In this paper, we propose and analyze an efficient preconditioning method for the elliptic problem based on the reconstructed discontinuous approximation method. We reconstruct a high-order piecewise polynomial space that arbitrary order can be achieved with one degree of freedom per element. This space can be directly used with the symmetric/nonsymmetric interior penalty discontinuous Galerkin method. Compared with the standard DG method, we can enjoy the advantage on the efficiency of the approximation. Besides, we establish an norm equivalence result between the reconstructed high-order space and the piecewise constant space. This property further allows us to construct an optimal preconditioner from the piecewise constant space. The upper bound of the condition number to the preconditioned symmetric/nonsymmetric system is shown to be independent of the mesh size.

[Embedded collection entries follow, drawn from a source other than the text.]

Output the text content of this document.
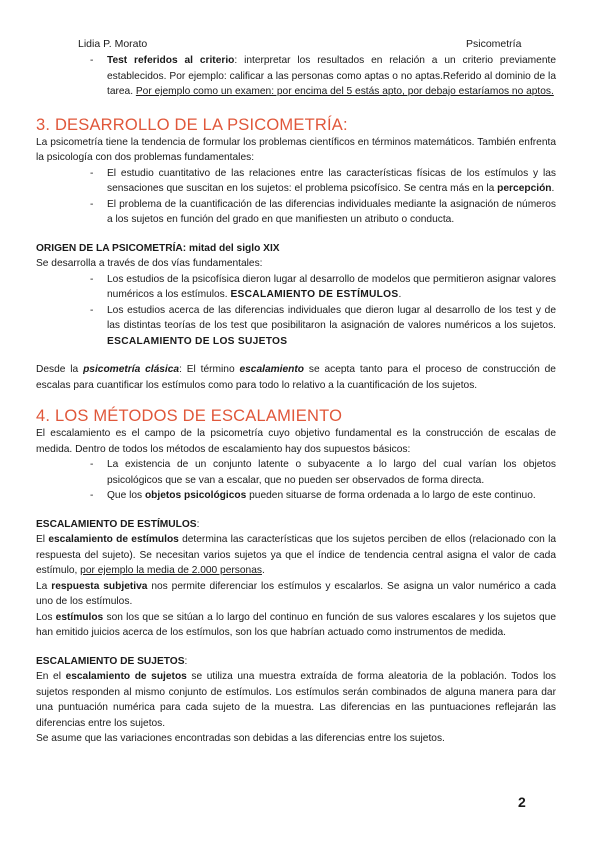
Lidia P. Morato	Psicometría
- Test referidos al criterio: interpretar los resultados en relación a un criterio previamente establecidos. Por ejemplo: calificar a las personas como aptas o no aptas.Referido al dominio de la tarea. Por ejemplo como un examen: por encima del 5 estás apto, por debajo estaríamos no aptos.
3. DESARROLLO DE LA PSICOMETRÍA:

La psicometría tiene la tendencia de formular los problemas científicos en términos matemáticos. También enfrenta la psicología con dos problemas fundamentales:

- El estudio cuantitativo de las relaciones entre las características físicas de los estímulos y las sensaciones que suscitan en los sujetos: el problema psicofísico. Se centra más en la percepción.
- El problema de la cuantificación de las diferencias individuales mediante la asignación de números a los sujetos en función del grado en que manifiesten un atributo o conducta.

ORIGEN DE LA PSICOMETRÍA: mitad del siglo XIX

Se desarrolla a través de dos vías fundamentales:

- Los estudios de la psicofísica dieron lugar al desarrollo de modelos que permitieron asignar valores numéricos a los estímulos. ESCALAMIENTO DE ESTÍMULOS.
- Los estudios acerca de las diferencias individuales que dieron lugar al desarrollo de los test y de las distintas teorías de los test que posibilitaron la asignación de valores numéricos a los sujetos. ESCALAMIENTO DE LOS SUJETOS

Desde la psicometría clásica: El término escalamiento se acepta tanto para el proceso de construcción de escalas para cuantificar los estímulos como para todo lo relativo a la cuantificación de los sujetos.

4. LOS MÉTODOS DE ESCALAMIENTO

El escalamiento es el campo de la psicometría cuyo objetivo fundamental es la construcción de escalas de medida. Dentro de todos los métodos de escalamiento hay dos supuestos básicos:

- La existencia de un conjunto latente o subyacente a lo largo del cual varían los objetos psicológicos que se van a escalar, que no pueden ser observados de forma directa.
- Que los objetos psicológicos pueden situarse de forma ordenada a lo largo de este continuo.

ESCALAMIENTO DE ESTÍMULOS:

El escalamiento de estímulos determina las características que los sujetos perciben de ellos (relacionado con la respuesta del sujeto). Se necesitan varios sujetos ya que el índice de tendencia central asigna el valor de cada estímulo, por ejemplo la media de 2.000 personas.

La respuesta subjetiva nos permite diferenciar los estímulos y escalarlos. Se asigna un valor numérico a cada uno de los estímulos.

Los estímulos son los que se sitúan a lo largo del continuo en función de sus valores escalares y los sujetos que han emitido juicios acerca de los estímulos, son los que habrían actuado como instrumentos de medida.

ESCALAMIENTO DE SUJETOS:

En el escalamiento de sujetos se utiliza una muestra extraída de forma aleatoria de la población. Todos los sujetos responden al mismo conjunto de estímulos. Los estímulos serán combinados de alguna manera para dar una puntuación numérica para cada sujeto de la muestra. Las diferencias en las puntuaciones reflejarán las diferencias entre los sujetos.

Se asume que las variaciones encontradas son debidas a las diferencias entre los sujetos.

2
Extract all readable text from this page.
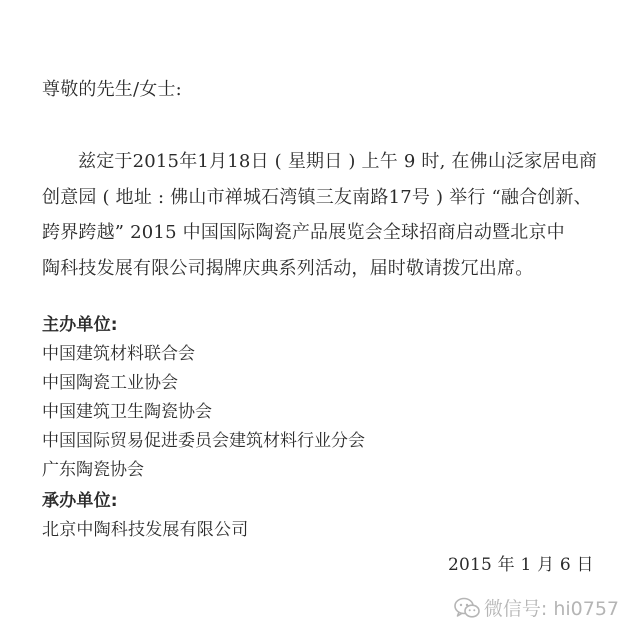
尊敬的先生/女士:
兹定于2015年1月18日 ( 星期日 ) 上午 9 时, 在佛山泛家居电商
创意园 ( 地址 : 佛山市禅城石湾镇三友南路17号 ) 举行 “融合创新、
跨界跨越” 2015 中国国际陶瓷产品展览会全球招商启动暨北京中
陶科技发展有限公司揭牌庆典系列活动，届时敬请拨冗出席。
主办单位:
中国建筑材料联合会
中国陶瓷工业协会
中国建筑卫生陶瓷协会
中国国际贸易促进委员会建筑材料行业分会
广东陶瓷协会
承办单位:
北京中陶科技发展有限公司
2015 年 1 月 6 日
微信号: hi0757
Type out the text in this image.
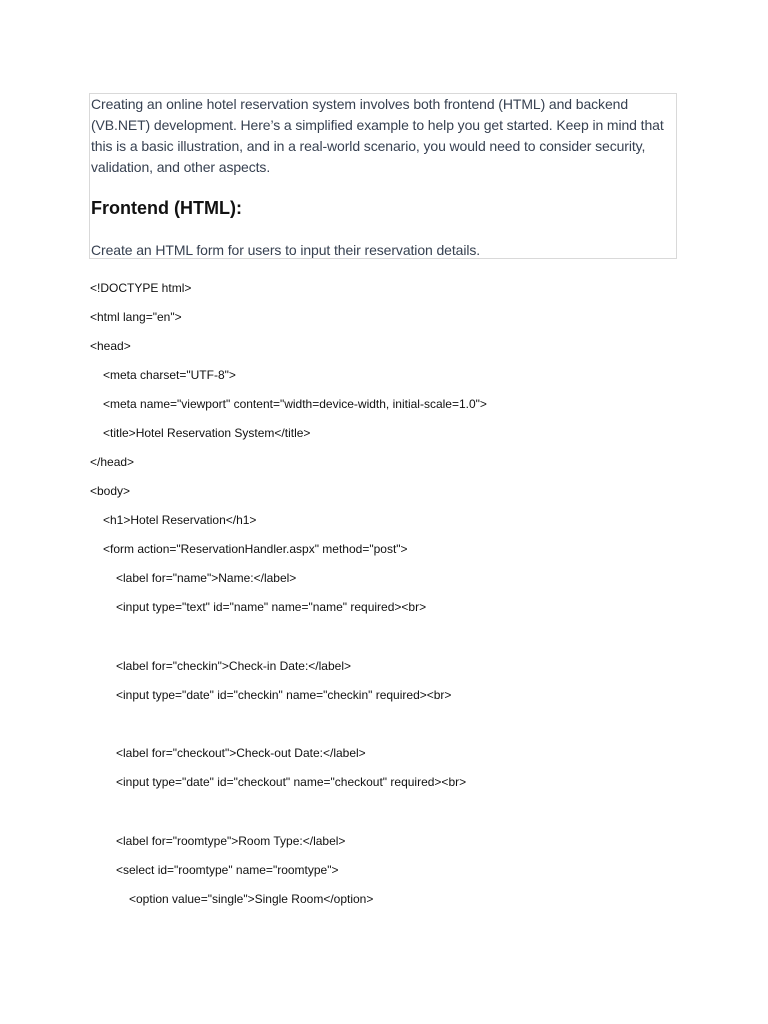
Creating an online hotel reservation system involves both frontend (HTML) and backend (VB.NET) development. Here’s a simplified example to help you get started. Keep in mind that this is a basic illustration, and in a real-world scenario, you would need to consider security, validation, and other aspects.

Frontend (HTML):

Create an HTML form for users to input their reservation details.

<!DOCTYPE html>
<html lang="en">
<head>
<meta charset="UTF-8">
<meta name="viewport" content="width=device-width, initial-scale=1.0">
<title>Hotel Reservation System</title>
</head>
<body>
<h1>Hotel Reservation</h1>
<form action="ReservationHandler.aspx" method="post">
<label for="name">Name:</label>
<input type="text" id="name" name="name" required><br>
<label for="checkin">Check-in Date:</label>
<input type="date" id="checkin" name="checkin" required><br>
<label for="checkout">Check-out Date:</label>
<input type="date" id="checkout" name="checkout" required><br>
<label for="roomtype">Room Type:</label>
<select id="roomtype" name="roomtype">
<option value="single">Single Room</option>
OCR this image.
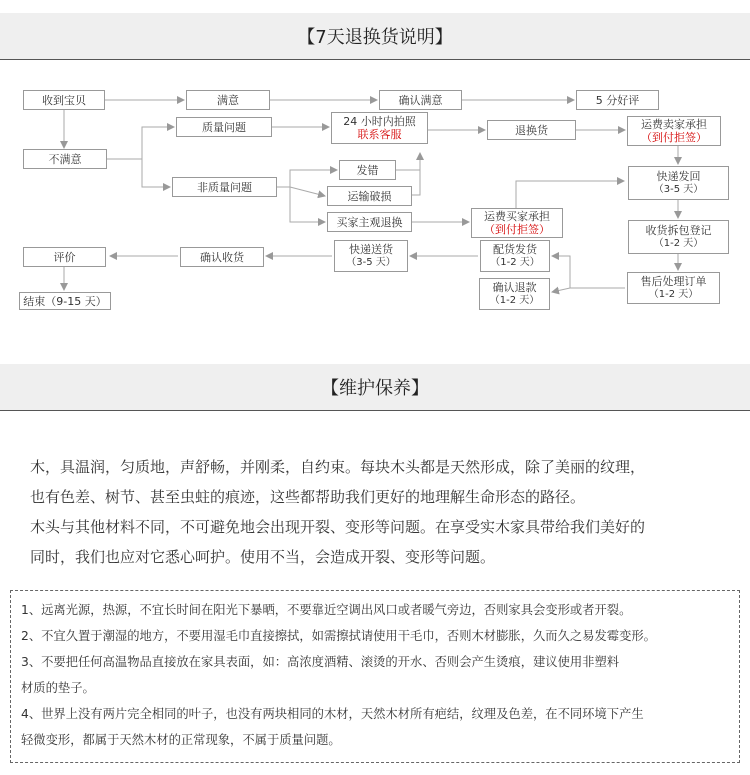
【7天退换货说明】
收到宝贝	满意	确认满意	5 分好评
不满意
质量问题	24 小时内拍照
联系客服	退换货	运费卖家承担
（到付拒签）
非质量问题
发错
运输破损
买家主观退换	运费买家承担
（到付拒签）
快递发回
（3-5 天）
收货拆包登记
（1-2 天）
售后处理订单
（1-2 天）
配货发货
（1-2 天）
确认退款
（1-2 天）
快递送货
（3-5 天）
确认收货
评价
结束（9-15 天）
【维护保养】

木，具温润，匀质地，声舒畅，并刚柔，自约束。每块木头都是天然形成，除了美丽的纹理，

也有色差、树节、甚至虫蛀的痕迹，这些都帮助我们更好的地理解生命形态的路径。

木头与其他材料不同，不可避免地会出现开裂、变形等问题。在享受实木家具带给我们美好的

同时，我们也应对它悉心呵护。使用不当，会造成开裂、变形等问题。

1、远离光源，热源，不宜长时间在阳光下暴晒，不要靠近空调出风口或者暖气旁边，否则家具会变形或者开裂。

2、不宜久置于潮湿的地方，不要用湿毛巾直接擦拭，如需擦拭请使用干毛巾，否则木材膨胀，久而久之易发霉变形。

3、不要把任何高温物品直接放在家具表面，如：高浓度酒精、滚烫的开水、否则会产生烫痕，建议使用非塑料

材质的垫子。

4、世界上没有两片完全相同的叶子，也没有两块相同的木材，天然木材所有疤结，纹理及色差，在不同环境下产生

轻微变形，都属于天然木材的正常现象，不属于质量问题。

Numerical experiments are provided to demonstrate the validity of the theory and the efficiency of the proposed method.

翻译：本文提出并分析了一种基于重构非连续逼近方法的椭圆问题高效预处理技术。我们重构了一个高阶分片多项式空间，该空间每个单元仅需一个自由度即可达到任意阶精度。该空间可直接与对称/非对称内部惩罚间断伽辽金方法配合使用。相较于标准DG方法，我们在逼近效率上具有显著优势。此外，我们建立了重构高阶空间与分片常数空间之间的范数等价关系，该性质进一步允许我们从分片常数空间构造最优预处理器。预处理后对称/非对称系统的条件数上界被证明与网格尺寸无关。数值实验验证了理论的有效性及所提方法的高效性。